だから、ボクもてっきり、このUWFにおける永遠のテーマについて、関係者たちがそれぞれの見解を語り合っているのかと思っていました。
ところが、実際に読んでみると、それは全然違ったんです。
なんだか騙された気分で、正直「ひどい帯だな〜」と思ってしまいましたね。
しかも、「プロレス」と「ガチ」が対義語のように扱われている点にも、ちょっとイラッときてしまいました。
プロレスファンからすると、この二つは単純に対立するものではないんですよ。
でも、そんな帯の印象とは裏腹に、この本そのものは本当に面白かったんです。
読者の期待を良い意味で裏切る、奥深い内容が詰まっていました。
序盤と終盤に登場するターザン山本氏への複雑な思い
この『証言UWF最終章』では、物語の最初と最後にターザン山本さんが登場します。
もちろん、ターザン山本さんがUWFと全く関係がないわけではないので、本に出てきても仕方がない、という部分は理解できます。
ただ、個人的な感想としては、「これさえなければ、もっといい本になってたような気がしたなあ」と思ってしまいました。

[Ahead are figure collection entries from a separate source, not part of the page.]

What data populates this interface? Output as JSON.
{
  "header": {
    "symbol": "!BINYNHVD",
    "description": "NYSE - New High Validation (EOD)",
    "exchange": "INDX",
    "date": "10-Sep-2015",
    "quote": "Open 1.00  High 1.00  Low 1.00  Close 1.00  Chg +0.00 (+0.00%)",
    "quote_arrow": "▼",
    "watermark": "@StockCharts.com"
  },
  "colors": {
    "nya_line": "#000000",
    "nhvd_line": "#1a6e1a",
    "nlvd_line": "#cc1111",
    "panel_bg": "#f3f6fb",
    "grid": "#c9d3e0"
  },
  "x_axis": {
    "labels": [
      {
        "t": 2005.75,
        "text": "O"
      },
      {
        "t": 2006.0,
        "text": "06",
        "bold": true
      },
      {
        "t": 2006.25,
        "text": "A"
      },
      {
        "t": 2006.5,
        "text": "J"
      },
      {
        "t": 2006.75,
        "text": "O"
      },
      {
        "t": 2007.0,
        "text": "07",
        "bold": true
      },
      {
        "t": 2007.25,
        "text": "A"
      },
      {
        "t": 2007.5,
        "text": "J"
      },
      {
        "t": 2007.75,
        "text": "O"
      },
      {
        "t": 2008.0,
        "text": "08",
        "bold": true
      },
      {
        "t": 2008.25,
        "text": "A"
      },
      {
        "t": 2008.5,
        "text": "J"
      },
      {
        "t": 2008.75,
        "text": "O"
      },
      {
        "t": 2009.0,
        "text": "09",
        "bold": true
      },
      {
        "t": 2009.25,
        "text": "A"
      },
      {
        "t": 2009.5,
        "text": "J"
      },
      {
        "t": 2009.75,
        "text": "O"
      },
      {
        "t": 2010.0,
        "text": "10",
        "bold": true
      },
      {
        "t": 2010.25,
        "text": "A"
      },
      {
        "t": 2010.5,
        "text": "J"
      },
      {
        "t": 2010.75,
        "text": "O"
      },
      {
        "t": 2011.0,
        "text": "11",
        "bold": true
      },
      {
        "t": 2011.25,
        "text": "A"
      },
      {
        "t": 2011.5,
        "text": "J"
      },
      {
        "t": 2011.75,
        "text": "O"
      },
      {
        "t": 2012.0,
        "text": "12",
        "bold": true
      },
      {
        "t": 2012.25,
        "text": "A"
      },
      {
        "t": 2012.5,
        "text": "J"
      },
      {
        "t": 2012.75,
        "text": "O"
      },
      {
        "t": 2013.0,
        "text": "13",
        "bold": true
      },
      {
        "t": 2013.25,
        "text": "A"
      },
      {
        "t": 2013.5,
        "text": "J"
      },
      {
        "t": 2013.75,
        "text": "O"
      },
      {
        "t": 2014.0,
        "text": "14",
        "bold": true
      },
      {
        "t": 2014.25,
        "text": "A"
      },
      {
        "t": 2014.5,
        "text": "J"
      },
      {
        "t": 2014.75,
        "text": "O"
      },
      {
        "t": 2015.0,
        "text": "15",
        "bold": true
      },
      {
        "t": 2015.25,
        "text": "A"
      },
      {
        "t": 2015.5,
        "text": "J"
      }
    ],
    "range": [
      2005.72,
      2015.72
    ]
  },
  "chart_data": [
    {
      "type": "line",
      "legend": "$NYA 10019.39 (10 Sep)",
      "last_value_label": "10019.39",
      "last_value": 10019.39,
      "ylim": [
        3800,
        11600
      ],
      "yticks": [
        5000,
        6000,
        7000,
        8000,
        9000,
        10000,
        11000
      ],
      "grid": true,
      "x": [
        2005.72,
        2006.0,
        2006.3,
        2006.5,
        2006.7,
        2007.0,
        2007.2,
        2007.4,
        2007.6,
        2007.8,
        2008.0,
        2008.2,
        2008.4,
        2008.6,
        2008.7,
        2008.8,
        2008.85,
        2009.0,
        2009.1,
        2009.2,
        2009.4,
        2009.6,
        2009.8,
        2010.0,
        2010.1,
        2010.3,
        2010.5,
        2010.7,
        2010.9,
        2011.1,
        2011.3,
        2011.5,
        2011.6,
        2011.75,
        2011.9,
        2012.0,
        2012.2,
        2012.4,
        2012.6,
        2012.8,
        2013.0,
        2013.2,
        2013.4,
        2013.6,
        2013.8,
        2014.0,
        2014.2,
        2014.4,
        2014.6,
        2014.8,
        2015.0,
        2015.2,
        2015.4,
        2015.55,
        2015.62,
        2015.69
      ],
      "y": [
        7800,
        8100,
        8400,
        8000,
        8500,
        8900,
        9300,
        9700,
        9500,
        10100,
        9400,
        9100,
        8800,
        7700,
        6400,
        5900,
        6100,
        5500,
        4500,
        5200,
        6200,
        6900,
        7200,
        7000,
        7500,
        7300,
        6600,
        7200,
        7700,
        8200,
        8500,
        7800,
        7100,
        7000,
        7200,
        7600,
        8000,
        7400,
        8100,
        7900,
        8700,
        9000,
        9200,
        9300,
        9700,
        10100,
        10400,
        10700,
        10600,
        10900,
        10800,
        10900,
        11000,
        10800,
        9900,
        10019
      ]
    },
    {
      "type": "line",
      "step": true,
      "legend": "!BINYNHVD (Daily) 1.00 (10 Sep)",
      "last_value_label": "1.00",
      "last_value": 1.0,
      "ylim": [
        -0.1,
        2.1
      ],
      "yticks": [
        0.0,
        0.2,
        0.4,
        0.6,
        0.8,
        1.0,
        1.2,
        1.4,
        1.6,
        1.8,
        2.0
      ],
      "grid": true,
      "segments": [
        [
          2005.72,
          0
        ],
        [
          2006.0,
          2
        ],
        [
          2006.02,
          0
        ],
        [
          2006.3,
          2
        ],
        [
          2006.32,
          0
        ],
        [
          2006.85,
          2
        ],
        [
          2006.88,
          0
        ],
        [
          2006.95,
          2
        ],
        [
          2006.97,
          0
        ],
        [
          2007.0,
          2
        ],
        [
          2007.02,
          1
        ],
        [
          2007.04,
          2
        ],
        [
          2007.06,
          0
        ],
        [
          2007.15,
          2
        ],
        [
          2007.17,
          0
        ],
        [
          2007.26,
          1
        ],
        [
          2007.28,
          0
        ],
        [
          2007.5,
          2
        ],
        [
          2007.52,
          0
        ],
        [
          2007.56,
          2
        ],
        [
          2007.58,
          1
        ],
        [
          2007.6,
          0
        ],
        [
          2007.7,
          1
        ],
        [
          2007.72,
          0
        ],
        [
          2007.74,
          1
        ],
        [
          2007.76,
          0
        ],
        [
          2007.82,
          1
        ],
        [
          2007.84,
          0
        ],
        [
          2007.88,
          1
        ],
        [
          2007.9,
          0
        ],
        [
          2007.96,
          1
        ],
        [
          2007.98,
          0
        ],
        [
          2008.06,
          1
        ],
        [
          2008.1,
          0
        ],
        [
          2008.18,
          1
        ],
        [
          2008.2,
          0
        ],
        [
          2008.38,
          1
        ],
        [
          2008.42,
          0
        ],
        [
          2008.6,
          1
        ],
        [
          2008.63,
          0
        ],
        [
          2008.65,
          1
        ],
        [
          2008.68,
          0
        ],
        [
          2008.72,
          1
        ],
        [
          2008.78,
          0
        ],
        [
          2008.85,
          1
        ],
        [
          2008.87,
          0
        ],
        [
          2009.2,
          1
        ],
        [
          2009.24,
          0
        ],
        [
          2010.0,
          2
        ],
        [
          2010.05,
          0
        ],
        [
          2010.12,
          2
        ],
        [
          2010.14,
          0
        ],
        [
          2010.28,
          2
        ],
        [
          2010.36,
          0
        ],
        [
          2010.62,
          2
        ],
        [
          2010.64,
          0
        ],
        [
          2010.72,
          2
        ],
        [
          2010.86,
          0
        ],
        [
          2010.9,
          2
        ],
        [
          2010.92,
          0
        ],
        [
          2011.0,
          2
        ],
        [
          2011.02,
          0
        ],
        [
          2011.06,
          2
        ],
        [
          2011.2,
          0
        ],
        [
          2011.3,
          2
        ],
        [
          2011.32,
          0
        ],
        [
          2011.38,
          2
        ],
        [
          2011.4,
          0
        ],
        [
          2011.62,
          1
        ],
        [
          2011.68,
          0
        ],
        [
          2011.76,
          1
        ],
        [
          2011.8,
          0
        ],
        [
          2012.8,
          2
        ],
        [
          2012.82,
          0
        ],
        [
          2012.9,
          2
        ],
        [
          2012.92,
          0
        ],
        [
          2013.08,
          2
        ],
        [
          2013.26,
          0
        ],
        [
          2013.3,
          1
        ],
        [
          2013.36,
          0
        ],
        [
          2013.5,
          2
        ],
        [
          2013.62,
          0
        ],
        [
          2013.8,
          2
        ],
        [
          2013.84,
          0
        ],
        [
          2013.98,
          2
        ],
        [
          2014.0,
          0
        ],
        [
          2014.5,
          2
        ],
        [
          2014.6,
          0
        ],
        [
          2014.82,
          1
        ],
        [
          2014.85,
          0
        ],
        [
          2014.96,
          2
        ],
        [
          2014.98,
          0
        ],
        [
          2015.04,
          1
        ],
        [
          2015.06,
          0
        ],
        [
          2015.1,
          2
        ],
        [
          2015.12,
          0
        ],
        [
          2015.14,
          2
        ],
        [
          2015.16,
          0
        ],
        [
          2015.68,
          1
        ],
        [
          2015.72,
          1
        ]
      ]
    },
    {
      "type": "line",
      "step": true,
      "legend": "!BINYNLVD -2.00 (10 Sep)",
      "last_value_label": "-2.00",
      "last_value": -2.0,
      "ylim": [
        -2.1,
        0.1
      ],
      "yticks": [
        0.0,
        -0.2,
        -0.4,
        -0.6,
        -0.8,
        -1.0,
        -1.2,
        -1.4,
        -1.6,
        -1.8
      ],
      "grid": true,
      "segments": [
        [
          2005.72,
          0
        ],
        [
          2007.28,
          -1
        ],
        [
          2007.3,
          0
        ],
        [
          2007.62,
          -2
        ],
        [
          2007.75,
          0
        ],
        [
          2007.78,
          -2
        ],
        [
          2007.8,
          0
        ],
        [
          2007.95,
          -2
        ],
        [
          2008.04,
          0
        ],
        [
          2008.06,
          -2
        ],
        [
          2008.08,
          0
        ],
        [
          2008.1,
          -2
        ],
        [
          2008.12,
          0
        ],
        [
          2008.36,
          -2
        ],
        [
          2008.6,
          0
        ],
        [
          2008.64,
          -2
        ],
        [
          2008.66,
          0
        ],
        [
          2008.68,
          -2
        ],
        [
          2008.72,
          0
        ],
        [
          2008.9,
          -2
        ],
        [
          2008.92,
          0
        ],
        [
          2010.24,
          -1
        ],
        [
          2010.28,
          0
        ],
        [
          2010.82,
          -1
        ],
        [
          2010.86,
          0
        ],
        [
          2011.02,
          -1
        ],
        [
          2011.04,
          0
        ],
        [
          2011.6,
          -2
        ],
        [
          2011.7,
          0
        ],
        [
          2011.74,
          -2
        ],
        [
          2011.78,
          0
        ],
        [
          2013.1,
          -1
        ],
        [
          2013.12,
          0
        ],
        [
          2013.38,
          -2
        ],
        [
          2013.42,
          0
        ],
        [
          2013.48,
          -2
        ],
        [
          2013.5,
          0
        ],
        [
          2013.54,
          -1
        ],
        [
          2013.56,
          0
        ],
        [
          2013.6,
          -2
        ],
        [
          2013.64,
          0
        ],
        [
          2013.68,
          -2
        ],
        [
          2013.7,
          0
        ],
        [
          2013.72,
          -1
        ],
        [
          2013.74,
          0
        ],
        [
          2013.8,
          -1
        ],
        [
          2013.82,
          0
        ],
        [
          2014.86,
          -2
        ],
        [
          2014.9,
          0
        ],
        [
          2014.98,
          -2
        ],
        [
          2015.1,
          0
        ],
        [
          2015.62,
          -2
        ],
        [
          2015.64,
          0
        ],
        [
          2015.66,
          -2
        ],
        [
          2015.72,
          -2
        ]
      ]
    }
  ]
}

彼の存在が、まるで不純物が混じって本の純度が少し落ちてしまったような、そんな印象を与えてしまったんです。
これは、あくまでボク個人の感覚なんですけどね。
彼の言葉や視点が、この本のテーマや雰囲気と、どうも完全にマッチしていないように感じてしまったんですよね。
繰り返される歴史:UWFとUインターの崩壊劇
ボクは、リング上で繰り広げられる熱い戦いには強い興味があるんですが、団体がダメになって、また新しい団体ができて、というような経営や裏側の流れには、正直あまり詳しくありませんでした。
「なんか色々あったんだろうな〜」くらいの認識でいたんです。
特に、当時大好きで、近所で試合があるたびにせっせと観に行っていたUWFインターナショナルも、気がついたらキングダムになっていた、という感じでした。

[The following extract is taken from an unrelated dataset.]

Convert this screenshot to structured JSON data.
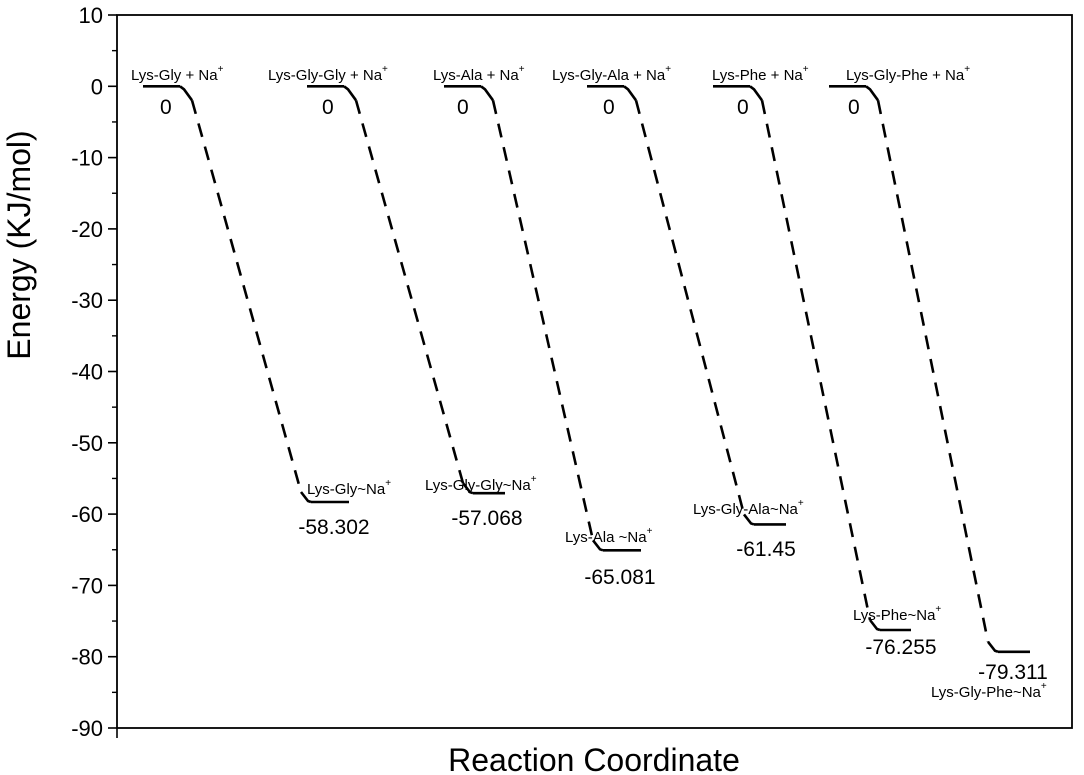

その裏で一体何が起きていたのかは全く知らなかったので、この本でその辺の詳しい経緯が語られているのは非常に興味深かったです。
読んでいて衝撃的だったのは、UWFインターナショナルの崩壊が、新生UWFの崩壊と驚くほど似たような展開をたどっていたことです。
どちらも、お金の使い方に選手が疑問を呈し始め、若手だけで新しい団体を作ろうとする動きが出て、最終的に潰れてしまう、という流れなんですよね。
「歴史は繰り返す」ってよく言いますが、本当にその通りだな、と改めて実感しました。
まあ、そのサイクルがあまりに短すぎる気もしますけどね。
しかも、新生UWFの崩壊にも、Uインターの崩壊にも、宮戸優光さんが深く関わっていることが示唆されていました。
これには「宮戸さんが関わると、なんだかややこしくなるのかな〜」なんて、思わずにはいられませんでしたね。
でも、逆を言えば、宮戸さんがいたからこそ、Uインターは抜群に面白かったのかもしれません。
その辺の複雑な人間関係が、この本の大きな魅力の一つだと感じました。
好きになれない田村潔司選手への複雑な感情
UWFのプロレス自体は、UWFインターナショナル以外はそこまで楽しめていなかったボクですが、そこで戦うレスラーたちには、なぜか好感を持っていました。
だから、彼らのインタビュー記事や、こういう本が出ると、何を語っているのかが気になってしまい、ついつい読んでしまうんです。
そして、読んでみると意外と面白くて、ボクの中でさらに彼らへの好感度が上がることがよくありました。
でも、なぜか田村潔司選手のことだけは、特に何かがあったわけではないのですが、ず〜っと好きになれませんでした。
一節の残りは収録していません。